I was glad I tried this recipe before the weather gets to nice and it is not appealing to have soups anymore. I got this recipe from January 2010 Southern Living magazine p 127.
Easy Chicken and Dumplings
1 (32 oz) container low-sodium chicken broth (I used closer to 5 cups of broth)
3 cups shredded cooked chicken (about 1 1/2 lbs. I used chicken tenders. Salt and peppered while cooking. They suggested a deli-roasted chicken yields about 3 cups of meat)

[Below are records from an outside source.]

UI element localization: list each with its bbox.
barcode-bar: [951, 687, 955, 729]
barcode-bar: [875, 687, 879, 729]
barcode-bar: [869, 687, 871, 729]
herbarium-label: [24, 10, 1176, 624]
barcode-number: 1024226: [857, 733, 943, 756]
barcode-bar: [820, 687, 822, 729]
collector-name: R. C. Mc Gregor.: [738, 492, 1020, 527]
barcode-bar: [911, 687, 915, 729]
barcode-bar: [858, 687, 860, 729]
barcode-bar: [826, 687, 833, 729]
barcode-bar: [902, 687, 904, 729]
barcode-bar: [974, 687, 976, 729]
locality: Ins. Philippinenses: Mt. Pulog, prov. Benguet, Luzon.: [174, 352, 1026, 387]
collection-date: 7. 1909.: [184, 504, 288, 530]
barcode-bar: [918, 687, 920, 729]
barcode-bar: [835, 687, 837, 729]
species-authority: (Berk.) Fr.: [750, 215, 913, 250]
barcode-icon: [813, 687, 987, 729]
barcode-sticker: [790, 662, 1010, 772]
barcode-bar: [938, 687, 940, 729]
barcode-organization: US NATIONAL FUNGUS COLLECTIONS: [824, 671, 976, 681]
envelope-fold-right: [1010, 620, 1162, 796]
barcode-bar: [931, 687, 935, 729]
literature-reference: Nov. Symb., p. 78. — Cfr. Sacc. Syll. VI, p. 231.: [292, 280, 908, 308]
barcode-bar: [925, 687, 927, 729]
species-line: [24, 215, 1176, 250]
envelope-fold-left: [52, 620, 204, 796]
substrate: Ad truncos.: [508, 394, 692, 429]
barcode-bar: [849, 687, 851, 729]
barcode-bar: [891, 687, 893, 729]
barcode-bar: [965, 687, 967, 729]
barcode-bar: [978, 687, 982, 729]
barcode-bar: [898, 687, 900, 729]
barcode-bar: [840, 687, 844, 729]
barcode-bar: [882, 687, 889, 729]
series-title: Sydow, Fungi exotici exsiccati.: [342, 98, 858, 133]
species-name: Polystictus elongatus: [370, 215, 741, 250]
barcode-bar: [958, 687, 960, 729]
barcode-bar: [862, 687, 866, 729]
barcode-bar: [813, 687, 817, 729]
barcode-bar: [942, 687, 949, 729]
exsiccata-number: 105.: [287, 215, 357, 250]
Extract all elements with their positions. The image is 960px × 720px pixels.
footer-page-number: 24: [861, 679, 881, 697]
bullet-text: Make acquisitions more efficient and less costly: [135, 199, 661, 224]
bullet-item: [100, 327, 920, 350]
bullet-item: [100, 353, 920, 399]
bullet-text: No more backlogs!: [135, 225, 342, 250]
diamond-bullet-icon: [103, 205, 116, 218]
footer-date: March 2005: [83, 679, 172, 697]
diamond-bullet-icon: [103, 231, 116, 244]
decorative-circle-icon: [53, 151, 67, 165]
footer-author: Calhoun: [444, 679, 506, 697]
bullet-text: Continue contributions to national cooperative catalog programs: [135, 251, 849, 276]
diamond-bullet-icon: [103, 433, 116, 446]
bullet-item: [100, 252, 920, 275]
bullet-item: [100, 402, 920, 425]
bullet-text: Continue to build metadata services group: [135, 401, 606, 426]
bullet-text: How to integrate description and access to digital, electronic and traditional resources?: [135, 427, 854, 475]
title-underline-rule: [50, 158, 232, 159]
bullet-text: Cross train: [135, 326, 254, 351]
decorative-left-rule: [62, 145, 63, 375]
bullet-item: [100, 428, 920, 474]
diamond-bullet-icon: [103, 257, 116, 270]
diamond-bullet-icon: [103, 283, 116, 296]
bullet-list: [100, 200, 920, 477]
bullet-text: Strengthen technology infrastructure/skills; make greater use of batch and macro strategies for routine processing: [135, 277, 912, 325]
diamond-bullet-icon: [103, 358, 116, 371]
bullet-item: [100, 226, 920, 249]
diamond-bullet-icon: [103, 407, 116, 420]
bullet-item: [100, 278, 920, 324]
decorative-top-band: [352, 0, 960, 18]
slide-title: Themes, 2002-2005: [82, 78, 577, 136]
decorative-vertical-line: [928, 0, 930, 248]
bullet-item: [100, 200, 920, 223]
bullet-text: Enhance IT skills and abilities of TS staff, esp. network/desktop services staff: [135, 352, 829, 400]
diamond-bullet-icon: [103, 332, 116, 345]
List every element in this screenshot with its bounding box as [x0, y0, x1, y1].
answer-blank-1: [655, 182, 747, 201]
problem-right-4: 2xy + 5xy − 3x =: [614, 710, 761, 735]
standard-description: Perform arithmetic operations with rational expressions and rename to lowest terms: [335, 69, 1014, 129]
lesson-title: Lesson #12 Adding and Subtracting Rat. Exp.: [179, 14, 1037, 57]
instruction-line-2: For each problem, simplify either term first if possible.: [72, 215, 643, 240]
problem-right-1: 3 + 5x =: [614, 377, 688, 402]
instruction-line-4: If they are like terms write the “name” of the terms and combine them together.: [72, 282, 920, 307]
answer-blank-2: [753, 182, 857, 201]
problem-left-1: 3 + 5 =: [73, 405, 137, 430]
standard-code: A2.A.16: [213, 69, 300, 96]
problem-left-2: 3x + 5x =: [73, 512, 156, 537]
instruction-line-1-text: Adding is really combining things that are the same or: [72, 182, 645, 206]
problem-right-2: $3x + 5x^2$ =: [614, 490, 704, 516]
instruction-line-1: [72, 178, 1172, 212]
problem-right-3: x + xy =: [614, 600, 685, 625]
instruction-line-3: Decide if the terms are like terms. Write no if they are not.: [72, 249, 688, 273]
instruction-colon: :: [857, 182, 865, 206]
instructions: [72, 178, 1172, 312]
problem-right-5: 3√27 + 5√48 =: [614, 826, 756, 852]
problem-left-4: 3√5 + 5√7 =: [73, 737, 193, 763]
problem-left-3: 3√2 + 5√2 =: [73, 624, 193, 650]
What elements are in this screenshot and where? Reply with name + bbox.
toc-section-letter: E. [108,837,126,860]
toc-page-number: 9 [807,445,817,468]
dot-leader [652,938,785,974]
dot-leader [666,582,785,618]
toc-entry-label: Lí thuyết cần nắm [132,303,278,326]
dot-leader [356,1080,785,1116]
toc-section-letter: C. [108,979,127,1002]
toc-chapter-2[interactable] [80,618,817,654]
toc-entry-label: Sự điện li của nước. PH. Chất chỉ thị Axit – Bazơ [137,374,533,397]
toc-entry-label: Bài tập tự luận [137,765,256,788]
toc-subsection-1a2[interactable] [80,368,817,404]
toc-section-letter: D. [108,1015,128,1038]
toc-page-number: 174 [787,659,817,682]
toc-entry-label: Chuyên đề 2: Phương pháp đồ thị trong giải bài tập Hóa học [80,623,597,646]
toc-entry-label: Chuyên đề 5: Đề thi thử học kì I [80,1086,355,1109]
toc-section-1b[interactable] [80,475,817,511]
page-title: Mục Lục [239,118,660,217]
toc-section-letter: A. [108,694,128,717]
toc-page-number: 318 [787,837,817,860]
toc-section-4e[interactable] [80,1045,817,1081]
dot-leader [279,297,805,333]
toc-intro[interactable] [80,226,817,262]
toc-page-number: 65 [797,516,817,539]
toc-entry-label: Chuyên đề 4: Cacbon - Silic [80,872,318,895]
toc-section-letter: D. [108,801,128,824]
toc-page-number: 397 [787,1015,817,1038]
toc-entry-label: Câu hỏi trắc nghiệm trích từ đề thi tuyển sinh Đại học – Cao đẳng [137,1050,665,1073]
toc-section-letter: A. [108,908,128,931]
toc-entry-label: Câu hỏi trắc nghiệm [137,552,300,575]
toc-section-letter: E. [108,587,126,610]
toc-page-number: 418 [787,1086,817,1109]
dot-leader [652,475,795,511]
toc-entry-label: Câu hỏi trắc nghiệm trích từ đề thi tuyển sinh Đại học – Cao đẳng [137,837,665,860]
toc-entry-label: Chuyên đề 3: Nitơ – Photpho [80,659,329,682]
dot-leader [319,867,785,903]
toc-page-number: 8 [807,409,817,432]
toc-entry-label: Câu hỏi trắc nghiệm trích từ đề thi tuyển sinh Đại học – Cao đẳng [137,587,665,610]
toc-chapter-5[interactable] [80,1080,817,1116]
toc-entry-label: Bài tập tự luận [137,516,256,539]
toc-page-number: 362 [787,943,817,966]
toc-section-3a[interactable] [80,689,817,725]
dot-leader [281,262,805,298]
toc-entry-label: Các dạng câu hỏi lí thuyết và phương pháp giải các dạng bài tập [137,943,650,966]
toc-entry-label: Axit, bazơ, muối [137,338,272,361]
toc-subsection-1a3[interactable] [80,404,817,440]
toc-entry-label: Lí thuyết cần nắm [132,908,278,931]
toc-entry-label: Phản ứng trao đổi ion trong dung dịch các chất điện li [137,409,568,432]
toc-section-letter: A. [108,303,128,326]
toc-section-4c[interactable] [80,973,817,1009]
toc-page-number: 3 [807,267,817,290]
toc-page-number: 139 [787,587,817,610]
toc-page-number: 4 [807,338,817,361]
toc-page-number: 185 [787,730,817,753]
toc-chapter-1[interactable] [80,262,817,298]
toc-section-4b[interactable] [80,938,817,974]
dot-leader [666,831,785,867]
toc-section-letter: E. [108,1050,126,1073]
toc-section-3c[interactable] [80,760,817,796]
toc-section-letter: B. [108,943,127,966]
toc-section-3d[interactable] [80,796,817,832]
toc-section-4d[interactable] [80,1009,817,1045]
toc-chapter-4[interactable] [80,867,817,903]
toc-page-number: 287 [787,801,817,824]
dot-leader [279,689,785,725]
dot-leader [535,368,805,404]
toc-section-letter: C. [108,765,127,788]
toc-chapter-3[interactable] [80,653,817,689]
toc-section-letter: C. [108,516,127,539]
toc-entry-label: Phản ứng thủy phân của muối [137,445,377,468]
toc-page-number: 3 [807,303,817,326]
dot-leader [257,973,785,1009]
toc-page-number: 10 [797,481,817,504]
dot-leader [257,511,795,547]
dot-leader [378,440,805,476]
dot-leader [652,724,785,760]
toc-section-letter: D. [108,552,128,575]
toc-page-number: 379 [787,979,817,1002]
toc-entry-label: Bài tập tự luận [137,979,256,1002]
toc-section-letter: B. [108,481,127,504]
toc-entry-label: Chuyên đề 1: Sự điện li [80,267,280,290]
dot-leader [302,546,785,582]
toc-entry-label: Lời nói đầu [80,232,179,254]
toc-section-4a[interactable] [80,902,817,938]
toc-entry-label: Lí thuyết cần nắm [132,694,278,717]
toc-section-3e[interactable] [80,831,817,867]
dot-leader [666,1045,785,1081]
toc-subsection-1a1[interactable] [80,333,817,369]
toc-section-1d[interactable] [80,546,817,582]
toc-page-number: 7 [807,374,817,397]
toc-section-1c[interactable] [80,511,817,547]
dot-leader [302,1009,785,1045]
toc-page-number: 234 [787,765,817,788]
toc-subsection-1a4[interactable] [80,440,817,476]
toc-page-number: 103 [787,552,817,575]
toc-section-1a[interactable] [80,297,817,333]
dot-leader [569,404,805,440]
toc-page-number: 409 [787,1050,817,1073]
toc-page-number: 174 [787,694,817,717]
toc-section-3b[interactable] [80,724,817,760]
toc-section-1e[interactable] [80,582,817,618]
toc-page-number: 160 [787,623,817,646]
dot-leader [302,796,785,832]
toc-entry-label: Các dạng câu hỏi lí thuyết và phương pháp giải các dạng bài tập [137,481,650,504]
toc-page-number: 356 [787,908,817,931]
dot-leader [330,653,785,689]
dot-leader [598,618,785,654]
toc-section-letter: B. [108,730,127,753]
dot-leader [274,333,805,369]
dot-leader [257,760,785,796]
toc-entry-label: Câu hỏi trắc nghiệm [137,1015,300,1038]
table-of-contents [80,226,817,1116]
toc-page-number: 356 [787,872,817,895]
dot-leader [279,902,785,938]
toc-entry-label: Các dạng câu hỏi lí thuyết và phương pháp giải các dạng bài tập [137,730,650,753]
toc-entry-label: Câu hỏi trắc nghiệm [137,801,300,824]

1 (10 3/4 oz) can reduced-fat cream of chicken soup
1/4 teaspoon poultry seasoning
1 (10.2 oz can) refrigerated jumbo butter milk biscuits --I am sure you could stir up your own biscuits and it would work fine, but doesn't make the recipe EASY ;-) or quick!
2 Carrots, diced (I used 3-4)
3 celery ribs, diced
Bring first 4 ingredients to a boil in a Dutch oven over medium-high heat. Cover, reduce heat to low and simmer, stirring occasionally, 5 minutes. Increase heat to medium high; return to a low boil.
Place biscuits on a lightly floured surface. Roll or pat each biscuit to 1/8-inch thickness; cut into 1/2-inch wide strips. Drop strips, one at a time, into boiling broth mixture. Add carrots and celery. Cover, reduce heat to low, and simmer 15 to 20 minutes, stirring occasionally to prevent dumplings from sticking.